Life at High Temperatures
by Thomas D. Brock
The upper temperature limit at which higher plants are able to grow and reproduce is about 45 degrees C (113 degrees F), although very few plants are able to grow at such high temperatures. (Desert plants are able to tolerate much higher temperatures, but do not grow at such temperatures.)
Along many hot spring channels one often sees large bright-yellow masses of the monkey flower, Mimulus guttatus, a member of the snapdragon family (photo below). The monkey flower begins to bloom along hot springs in late April, when the adjacent ground is still snow-covered, and is at its peak in mid-June. The warm environment, virtually a tropical climate, allows the plant to grow through the winter along the snow-free hot spring channels. During the winter the stems are short and the leaves grow close to the warm ground. As soon as the weather warms, the stems grow quickly and profuse flowers are formed.

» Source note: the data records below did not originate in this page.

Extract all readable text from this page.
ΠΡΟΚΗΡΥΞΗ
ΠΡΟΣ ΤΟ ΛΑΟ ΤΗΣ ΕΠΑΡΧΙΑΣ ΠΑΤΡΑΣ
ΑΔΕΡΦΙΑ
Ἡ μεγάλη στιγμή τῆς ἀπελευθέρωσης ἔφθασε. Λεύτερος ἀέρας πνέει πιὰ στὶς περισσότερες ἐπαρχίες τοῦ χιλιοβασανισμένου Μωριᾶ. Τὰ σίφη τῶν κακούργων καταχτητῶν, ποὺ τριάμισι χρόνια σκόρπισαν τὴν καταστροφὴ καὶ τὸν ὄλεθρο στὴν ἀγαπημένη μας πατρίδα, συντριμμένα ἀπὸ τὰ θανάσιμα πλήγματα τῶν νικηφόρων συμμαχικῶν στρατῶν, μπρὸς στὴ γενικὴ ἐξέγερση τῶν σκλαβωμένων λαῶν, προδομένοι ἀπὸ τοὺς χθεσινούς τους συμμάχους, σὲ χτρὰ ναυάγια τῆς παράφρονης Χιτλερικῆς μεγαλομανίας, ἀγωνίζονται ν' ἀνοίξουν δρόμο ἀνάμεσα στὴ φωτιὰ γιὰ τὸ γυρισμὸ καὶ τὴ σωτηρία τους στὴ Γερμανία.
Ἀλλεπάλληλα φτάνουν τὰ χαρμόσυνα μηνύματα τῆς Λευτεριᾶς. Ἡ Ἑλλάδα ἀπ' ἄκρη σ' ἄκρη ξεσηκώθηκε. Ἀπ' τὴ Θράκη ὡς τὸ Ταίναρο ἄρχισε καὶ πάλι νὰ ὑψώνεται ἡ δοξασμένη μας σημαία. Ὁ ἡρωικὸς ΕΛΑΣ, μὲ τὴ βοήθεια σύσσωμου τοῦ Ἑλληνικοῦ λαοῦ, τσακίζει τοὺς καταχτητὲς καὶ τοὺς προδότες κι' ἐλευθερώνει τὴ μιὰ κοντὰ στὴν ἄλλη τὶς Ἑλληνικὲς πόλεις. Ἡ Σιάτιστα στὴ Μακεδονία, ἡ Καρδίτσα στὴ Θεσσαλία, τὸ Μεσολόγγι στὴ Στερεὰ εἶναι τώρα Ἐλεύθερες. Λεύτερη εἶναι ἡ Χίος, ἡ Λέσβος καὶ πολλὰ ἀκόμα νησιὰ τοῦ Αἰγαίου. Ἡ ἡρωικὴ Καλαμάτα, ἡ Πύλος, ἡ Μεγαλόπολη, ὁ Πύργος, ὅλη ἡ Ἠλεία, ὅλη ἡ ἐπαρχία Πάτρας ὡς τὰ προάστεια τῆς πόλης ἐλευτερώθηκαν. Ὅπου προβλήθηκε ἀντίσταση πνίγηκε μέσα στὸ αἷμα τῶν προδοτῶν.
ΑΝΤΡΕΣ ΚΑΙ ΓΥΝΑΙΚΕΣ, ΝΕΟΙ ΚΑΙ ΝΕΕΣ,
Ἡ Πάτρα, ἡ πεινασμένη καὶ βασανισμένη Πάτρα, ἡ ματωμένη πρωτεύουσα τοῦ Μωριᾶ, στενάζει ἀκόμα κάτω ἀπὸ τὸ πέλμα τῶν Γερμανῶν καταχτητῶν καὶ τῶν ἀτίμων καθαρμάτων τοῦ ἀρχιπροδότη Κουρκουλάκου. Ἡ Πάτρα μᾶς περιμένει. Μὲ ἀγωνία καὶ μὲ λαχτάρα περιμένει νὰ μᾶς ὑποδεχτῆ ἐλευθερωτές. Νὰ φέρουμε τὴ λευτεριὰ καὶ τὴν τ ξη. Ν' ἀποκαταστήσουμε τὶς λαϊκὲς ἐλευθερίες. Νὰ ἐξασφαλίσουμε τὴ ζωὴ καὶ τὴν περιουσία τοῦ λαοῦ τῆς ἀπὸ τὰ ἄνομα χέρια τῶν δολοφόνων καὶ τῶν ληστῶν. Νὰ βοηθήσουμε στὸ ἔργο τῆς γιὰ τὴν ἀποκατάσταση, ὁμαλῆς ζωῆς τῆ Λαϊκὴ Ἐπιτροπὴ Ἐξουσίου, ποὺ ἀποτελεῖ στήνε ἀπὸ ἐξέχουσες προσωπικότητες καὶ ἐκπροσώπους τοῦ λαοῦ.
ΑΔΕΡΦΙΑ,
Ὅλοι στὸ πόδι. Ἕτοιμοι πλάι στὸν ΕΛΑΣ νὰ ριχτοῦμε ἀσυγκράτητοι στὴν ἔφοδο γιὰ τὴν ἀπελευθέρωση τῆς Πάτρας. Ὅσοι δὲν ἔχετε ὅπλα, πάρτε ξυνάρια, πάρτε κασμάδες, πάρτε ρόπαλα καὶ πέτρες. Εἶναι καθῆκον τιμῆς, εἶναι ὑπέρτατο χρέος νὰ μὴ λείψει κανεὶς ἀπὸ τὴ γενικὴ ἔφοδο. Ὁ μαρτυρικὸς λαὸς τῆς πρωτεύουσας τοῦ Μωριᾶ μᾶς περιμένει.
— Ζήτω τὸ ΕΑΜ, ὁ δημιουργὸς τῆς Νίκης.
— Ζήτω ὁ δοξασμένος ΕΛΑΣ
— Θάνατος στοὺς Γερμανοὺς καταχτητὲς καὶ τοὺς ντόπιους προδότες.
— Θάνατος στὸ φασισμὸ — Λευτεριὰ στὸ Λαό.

Yellow monkey flower blooming in April near a hot spring
The adaptation of plants to the thermal environment is also seen in areas of hot ground, such as that shown with the buffalo in the photo below. Plant life on such areas often forms characteristic circular patterns with no vegetation in the hot center. Moving outward from the center are mosses, which are most abundant at soil temperatures around 45-50 degrees C (113-122 degrees F). Farther out are grasses, and finally trees. Such concentric patterns trace the upper temperature limits for different kinds of plants.